特別に注目しようと思わなくてもマスコミが連日報道してくれたのです。
パンツの色から選手指導の時に座ったゴルフ様の椅子から何から何まで話題になりました。
野村監督の阪神での野球のキャッチフレーズは「ID野球」ならぬ「TOP野球」!
それが何の略かと言いますと・・・忘れてしまいました。・・・優勝していればこの言葉は大流行したことでしょう。
僕もあの頃は野村監督の著書を読んで監督に心酔していました。
野村監督の書かれた言葉の中で最も心に残っているのは「才能の大きさとは結局は家族への愛の大きさ」という内容の言葉でした。
それが真実かどうかは別として、野村監督の優しさや人への思いの深さが表れている気がしました。

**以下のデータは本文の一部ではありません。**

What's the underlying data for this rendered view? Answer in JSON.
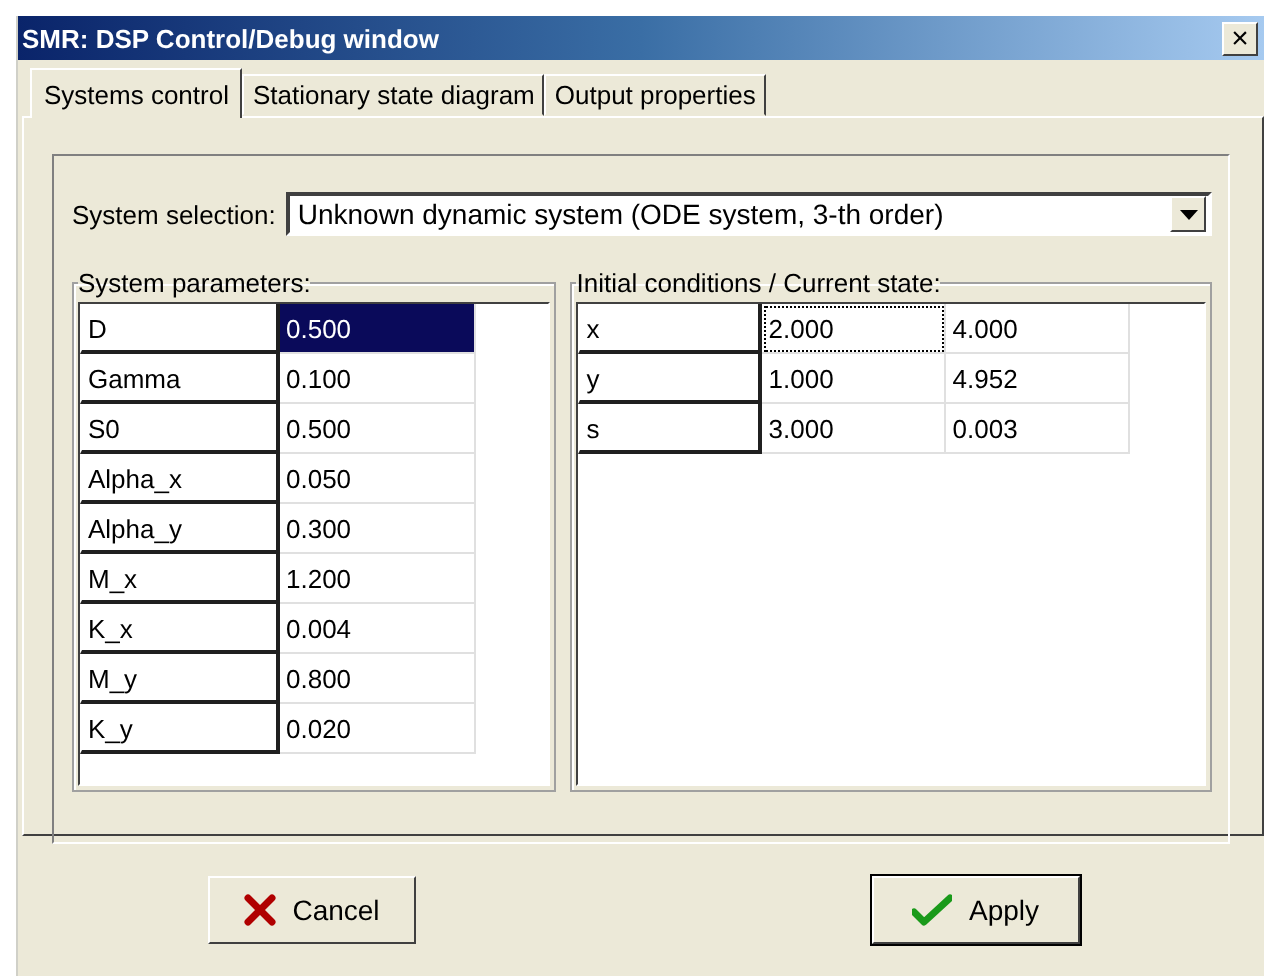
{
  "window": {
    "title": "SMR: DSP Control/Debug window",
    "close": "×"
  },
  "tabs": [
    {
      "label": "Systems control",
      "selected": true
    },
    {
      "label": "Stationary state diagram",
      "selected": false
    },
    {
      "label": "Output properties",
      "selected": false
    }
  ],
  "system_selection": {
    "label": "System selection:",
    "value": "Unknown dynamic system (ODE system,  3-th order)"
  },
  "parameters": {
    "title": "System parameters:",
    "rows": [
      {
        "name": "D",
        "value": "0.500",
        "selected": true
      },
      {
        "name": "Gamma",
        "value": "0.100",
        "selected": false
      },
      {
        "name": "S0",
        "value": "0.500",
        "selected": false
      },
      {
        "name": "Alpha_x",
        "value": "0.050",
        "selected": false
      },
      {
        "name": "Alpha_y",
        "value": "0.300",
        "selected": false
      },
      {
        "name": "M_x",
        "value": "1.200",
        "selected": false
      },
      {
        "name": "K_x",
        "value": "0.004",
        "selected": false
      },
      {
        "name": "M_y",
        "value": "0.800",
        "selected": false
      },
      {
        "name": "K_y",
        "value": "0.020",
        "selected": false
      }
    ]
  },
  "state": {
    "title": "Initial conditions / Current state:",
    "rows": [
      {
        "name": "x",
        "initial": "2.000",
        "current": "4.000",
        "focused": true
      },
      {
        "name": "y",
        "initial": "1.000",
        "current": "4.952",
        "focused": false
      },
      {
        "name": "s",
        "initial": "3.000",
        "current": "0.003",
        "focused": false
      }
    ]
  },
  "buttons": [
    {
      "label": "Cancel",
      "kind": "cancel"
    },
    {
      "label": "Apply",
      "kind": "apply"
    }
  ]
}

「メモを取ろう」とか「データを重視する」とか「観察する習慣をつける」などという方法論よりも、野村監督の「才能」についての考え方の方が僕の心をとらえました。
野村監督への期待は膨らむばかりでした。
迎えた開幕戦。
今岡誠選手が顔面ギリギリに来たボールをバットで防ぐようにして打ったホームラン。
解説の落合博満さんも「この一本を見ただけで開幕戦を見に来た価値がある」と言ったほどの奇跡の一打が飛び出したものの1−8で巨人に大敗。
「第一声、アカン」
新聞になんとも拍子抜けのした見出しが躍りました。
しかし、2戦目9−4で巨人に打ち勝つと、3戦目はプロ初登板の上原浩治投手を打ち崩して連勝。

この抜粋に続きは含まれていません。